Moss’s comments were part of an In2 panel discussion focused on bridging the communications gap between China at the US, and how communicators are doing that at a particularly fraught time in the political and economic relationship between the two nations. Participants in the panel, sponsored by The Hoffman Agency, also included Jennifer Kuperman, Alibaba’s head of international corporate affairs, and Jason Cao Hoffman’s general manager for China.

Speakers said that among the greatest challenges communicators face is breaking through the “anti-China rhetoric” prevalent in the US in order solidify relationships with the wide range of stakeholders necessary to succeed in doing business there.

“I think the media here and the way it portrays China and the US China relations hurts US China relations,” Kuperman said. “It’s not good and it’s not accurate.”

Moss agreed, adding that it’s incumbent on communicators to diffuse the misinformation out there — which is prevalent among groups from the press to employees — to accomplish their goals.

“We spend a lot of time trying to convince people that we are doing business as we always have been.

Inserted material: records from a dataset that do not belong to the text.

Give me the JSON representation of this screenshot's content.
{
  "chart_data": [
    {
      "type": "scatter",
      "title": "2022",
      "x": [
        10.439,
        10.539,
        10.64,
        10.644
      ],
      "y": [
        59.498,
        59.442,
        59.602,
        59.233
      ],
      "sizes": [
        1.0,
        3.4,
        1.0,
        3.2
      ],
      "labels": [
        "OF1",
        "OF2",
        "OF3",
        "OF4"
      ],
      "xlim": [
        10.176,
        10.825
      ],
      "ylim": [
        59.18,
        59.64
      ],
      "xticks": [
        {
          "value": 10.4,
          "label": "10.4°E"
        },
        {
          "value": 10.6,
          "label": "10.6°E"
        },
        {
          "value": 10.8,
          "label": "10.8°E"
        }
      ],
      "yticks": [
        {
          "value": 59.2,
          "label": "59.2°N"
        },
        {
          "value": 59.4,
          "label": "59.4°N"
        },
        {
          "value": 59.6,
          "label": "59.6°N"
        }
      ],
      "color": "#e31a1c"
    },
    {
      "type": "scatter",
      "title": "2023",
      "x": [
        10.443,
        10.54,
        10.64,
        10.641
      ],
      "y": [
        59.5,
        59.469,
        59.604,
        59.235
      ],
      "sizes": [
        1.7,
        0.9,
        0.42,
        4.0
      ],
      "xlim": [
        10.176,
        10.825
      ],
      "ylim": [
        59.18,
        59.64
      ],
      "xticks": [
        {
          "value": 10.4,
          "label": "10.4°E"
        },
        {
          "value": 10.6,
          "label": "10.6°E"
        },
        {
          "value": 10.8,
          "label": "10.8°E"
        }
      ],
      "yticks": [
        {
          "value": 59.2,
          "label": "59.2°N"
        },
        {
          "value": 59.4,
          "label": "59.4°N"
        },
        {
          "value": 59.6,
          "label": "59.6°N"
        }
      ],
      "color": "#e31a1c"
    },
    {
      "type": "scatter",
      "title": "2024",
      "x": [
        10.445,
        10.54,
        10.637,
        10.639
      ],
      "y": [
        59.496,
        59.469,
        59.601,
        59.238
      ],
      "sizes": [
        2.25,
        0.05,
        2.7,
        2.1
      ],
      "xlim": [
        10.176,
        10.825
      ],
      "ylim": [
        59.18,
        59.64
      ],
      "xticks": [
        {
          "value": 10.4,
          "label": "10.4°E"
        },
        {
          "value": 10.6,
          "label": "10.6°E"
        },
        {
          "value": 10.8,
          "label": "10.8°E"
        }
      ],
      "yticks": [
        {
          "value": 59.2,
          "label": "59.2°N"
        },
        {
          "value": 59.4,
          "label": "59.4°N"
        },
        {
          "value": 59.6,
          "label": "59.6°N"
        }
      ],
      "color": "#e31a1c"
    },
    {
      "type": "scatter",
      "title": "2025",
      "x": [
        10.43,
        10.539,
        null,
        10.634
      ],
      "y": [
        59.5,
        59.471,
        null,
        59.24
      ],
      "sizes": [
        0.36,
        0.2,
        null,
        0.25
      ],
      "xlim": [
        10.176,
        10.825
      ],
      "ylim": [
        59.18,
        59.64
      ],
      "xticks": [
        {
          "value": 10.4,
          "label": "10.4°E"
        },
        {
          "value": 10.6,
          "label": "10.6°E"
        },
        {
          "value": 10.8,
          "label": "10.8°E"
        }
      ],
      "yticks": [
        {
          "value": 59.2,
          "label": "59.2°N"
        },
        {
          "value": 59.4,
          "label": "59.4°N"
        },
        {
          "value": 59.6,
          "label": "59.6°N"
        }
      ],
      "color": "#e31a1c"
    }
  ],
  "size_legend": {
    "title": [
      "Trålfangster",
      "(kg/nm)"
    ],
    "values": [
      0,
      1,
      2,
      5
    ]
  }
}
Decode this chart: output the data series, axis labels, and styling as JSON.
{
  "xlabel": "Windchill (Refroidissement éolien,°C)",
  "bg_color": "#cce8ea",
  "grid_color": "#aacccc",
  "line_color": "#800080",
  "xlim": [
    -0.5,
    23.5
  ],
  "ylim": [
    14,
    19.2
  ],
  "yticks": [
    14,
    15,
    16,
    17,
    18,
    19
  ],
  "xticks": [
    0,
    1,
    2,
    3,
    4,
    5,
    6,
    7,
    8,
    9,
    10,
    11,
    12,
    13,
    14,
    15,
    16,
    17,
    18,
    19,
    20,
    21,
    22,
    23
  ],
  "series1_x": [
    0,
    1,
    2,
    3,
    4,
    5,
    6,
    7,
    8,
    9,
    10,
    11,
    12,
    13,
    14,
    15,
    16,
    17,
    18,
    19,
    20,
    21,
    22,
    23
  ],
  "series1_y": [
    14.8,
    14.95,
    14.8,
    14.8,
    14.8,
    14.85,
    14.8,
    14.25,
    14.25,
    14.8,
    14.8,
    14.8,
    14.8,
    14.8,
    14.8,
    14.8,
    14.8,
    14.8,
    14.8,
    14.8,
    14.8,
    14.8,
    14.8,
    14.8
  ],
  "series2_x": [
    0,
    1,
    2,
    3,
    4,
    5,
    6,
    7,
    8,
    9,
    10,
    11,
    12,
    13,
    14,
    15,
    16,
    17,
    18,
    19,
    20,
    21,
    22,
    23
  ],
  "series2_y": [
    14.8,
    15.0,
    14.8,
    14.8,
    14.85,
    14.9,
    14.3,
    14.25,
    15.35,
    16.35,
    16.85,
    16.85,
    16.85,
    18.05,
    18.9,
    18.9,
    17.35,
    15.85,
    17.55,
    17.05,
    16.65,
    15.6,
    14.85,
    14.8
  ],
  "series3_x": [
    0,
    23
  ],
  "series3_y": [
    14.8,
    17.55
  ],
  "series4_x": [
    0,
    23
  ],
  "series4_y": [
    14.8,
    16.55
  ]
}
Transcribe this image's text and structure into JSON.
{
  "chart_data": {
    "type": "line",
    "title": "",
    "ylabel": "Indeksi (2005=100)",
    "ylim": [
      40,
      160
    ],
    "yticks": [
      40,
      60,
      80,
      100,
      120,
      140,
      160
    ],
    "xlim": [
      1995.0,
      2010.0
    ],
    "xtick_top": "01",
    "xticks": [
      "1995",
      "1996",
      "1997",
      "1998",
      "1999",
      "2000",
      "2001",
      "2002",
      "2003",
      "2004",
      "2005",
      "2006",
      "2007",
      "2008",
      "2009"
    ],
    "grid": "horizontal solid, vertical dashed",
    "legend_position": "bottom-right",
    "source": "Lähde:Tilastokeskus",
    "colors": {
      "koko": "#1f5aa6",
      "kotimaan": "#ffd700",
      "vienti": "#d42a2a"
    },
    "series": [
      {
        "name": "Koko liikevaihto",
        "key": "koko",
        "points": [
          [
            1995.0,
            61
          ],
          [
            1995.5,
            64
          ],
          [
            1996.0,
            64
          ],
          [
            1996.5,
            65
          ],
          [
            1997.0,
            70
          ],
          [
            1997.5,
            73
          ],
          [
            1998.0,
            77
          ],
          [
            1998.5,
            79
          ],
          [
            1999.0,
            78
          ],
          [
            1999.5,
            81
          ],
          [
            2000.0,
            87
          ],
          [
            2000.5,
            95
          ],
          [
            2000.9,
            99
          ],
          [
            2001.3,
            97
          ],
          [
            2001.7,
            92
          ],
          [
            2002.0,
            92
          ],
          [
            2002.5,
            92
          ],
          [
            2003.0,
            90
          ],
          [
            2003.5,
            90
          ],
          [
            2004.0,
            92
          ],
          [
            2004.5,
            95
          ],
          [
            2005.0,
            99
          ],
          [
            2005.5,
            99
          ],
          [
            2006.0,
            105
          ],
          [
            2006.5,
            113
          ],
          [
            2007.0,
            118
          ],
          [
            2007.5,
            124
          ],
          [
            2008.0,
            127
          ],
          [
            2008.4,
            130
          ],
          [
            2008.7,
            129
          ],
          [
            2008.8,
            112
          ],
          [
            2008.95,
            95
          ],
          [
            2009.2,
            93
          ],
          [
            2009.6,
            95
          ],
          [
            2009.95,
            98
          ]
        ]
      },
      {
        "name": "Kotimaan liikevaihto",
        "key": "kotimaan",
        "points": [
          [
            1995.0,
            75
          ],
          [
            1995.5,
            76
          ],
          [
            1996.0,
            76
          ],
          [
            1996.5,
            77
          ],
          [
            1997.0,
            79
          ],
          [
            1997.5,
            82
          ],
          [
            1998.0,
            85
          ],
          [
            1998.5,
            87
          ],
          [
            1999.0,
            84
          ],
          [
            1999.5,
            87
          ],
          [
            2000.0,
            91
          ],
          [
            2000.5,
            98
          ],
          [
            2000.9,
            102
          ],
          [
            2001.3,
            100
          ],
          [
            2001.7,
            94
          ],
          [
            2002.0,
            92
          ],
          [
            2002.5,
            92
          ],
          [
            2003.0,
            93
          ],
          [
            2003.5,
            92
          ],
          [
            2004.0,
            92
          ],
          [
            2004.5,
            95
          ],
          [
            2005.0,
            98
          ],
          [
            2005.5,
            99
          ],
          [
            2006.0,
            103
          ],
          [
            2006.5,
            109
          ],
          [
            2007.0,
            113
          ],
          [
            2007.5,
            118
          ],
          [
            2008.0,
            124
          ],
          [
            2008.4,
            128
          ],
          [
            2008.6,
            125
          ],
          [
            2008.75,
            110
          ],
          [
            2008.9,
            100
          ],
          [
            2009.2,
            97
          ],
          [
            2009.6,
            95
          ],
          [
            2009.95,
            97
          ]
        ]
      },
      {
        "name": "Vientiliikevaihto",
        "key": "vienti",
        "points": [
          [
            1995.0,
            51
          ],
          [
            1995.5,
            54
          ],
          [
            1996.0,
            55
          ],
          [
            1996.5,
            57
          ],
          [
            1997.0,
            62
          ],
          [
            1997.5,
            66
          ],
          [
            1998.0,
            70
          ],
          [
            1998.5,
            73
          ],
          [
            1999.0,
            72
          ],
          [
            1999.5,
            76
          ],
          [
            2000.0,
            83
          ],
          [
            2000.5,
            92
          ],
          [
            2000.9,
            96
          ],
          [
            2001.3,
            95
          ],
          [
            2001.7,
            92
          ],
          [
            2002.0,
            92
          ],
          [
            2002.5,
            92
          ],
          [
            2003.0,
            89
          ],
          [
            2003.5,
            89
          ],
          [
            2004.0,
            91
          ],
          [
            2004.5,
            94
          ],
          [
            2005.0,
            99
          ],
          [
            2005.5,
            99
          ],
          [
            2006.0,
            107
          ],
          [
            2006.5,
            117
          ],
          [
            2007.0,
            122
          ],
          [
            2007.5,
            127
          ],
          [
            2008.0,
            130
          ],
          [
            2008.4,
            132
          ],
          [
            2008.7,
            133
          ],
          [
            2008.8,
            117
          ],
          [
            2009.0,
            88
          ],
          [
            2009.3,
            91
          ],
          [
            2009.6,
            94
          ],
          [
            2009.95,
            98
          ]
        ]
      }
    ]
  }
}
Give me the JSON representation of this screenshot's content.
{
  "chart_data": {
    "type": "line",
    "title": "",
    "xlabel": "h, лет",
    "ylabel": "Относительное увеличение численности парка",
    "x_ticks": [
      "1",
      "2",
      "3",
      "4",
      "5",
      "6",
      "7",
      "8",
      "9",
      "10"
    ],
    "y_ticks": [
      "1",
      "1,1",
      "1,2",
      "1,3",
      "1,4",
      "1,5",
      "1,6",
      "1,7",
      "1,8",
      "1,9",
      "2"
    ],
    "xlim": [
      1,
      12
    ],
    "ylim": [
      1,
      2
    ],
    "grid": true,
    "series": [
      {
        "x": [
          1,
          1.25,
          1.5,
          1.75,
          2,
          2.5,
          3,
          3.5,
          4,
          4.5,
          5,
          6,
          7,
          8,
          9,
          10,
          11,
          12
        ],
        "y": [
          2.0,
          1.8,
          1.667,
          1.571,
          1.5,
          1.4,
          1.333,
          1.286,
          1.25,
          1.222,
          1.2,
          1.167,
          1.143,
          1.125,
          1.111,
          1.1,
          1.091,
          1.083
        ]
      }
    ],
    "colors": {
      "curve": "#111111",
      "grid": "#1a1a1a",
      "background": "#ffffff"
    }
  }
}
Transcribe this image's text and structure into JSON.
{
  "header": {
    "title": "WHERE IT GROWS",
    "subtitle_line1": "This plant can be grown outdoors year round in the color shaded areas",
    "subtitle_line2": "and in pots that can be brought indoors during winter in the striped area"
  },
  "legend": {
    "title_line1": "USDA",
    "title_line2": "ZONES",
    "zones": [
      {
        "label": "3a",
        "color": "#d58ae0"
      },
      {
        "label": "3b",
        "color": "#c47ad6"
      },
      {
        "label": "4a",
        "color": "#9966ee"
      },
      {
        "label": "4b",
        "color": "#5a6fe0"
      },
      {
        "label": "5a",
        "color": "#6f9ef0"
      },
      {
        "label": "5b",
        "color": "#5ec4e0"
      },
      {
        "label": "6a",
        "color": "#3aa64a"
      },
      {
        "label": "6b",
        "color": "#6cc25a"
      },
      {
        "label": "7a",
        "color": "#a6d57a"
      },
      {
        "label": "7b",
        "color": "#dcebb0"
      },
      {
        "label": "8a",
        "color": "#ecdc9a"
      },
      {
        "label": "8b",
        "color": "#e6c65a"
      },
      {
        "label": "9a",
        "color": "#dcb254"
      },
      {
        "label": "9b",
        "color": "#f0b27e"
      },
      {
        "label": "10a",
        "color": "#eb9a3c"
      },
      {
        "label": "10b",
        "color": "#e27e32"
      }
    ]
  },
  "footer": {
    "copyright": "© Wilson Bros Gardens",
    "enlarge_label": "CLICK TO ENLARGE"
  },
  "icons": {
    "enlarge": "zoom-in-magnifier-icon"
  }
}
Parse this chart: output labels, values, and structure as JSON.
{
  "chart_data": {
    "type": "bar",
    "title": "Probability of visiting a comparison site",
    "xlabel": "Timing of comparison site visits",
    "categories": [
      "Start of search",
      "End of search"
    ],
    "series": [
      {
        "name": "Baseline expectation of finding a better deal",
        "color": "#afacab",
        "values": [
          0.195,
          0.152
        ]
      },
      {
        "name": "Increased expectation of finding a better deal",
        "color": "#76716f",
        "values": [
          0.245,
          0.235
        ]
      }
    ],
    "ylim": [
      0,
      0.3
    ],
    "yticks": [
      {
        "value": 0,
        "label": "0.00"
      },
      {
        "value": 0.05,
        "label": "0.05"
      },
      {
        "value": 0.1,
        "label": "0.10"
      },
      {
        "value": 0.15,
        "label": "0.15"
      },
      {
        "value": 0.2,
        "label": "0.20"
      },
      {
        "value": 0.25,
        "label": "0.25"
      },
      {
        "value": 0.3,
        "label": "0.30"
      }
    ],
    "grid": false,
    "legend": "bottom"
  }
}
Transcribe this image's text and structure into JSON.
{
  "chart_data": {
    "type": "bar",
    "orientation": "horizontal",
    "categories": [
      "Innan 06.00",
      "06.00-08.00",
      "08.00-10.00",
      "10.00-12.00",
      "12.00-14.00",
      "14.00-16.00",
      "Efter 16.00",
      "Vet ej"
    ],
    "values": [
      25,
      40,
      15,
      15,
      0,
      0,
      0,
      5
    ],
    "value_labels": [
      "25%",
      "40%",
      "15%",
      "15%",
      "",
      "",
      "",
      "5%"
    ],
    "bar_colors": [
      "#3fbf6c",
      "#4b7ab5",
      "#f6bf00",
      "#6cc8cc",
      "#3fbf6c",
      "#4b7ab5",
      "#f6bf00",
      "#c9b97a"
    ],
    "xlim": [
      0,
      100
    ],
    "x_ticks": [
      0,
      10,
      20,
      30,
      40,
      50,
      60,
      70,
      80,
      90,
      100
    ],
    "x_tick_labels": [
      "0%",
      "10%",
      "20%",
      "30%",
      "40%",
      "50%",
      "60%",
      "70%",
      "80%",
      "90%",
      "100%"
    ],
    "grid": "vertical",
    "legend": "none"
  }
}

Reporters don’t want to hear ‘It’s business as usual, come back later.’ They want to hear about tension between geopolitical powers, and we don’t want to contribute to that narrative of tension,” Moss said.

Kuperman stressed the importance of companies using a wide range of channels — including traditional ones — to engage stakeholders in their story in order to get buy-in in both China and the US.

Creating an influencer market is key, as is engaging and mobilizing employees. "Every employee is an ambassador, no matter where you are,” she said.

Media relations is also a staple, Kuperman said, adding that she does have reservations given the overarching problem of it inaccurately portraying China and its US relationship. "I have mixed feelings about traditional media but they are a reality,” she said.

“We look at the media not only as a channel but also as an audience that we need to educate every single day,” she said.

Which is not to say there isn’t opportunity for business given the moment, Cao said. “Some companies view this as a great opportunity to speak with the Chinese government and show their commitment,” he said, emphasizing the importance of foreign companies learning the intricacies of working the Chinese system.

Moss touched on a similar theme, saying that the optimism he has for the ultimate stabilization of US/Chinese business relationships is based on knowing how to work them. “In the service of that optimism, being ready for those complexities, is essential for navigating uncertain times,” he said.

“There’s a huge amount of common interest between the two biggest economies on the planet. Look for points of shared interest,” he said.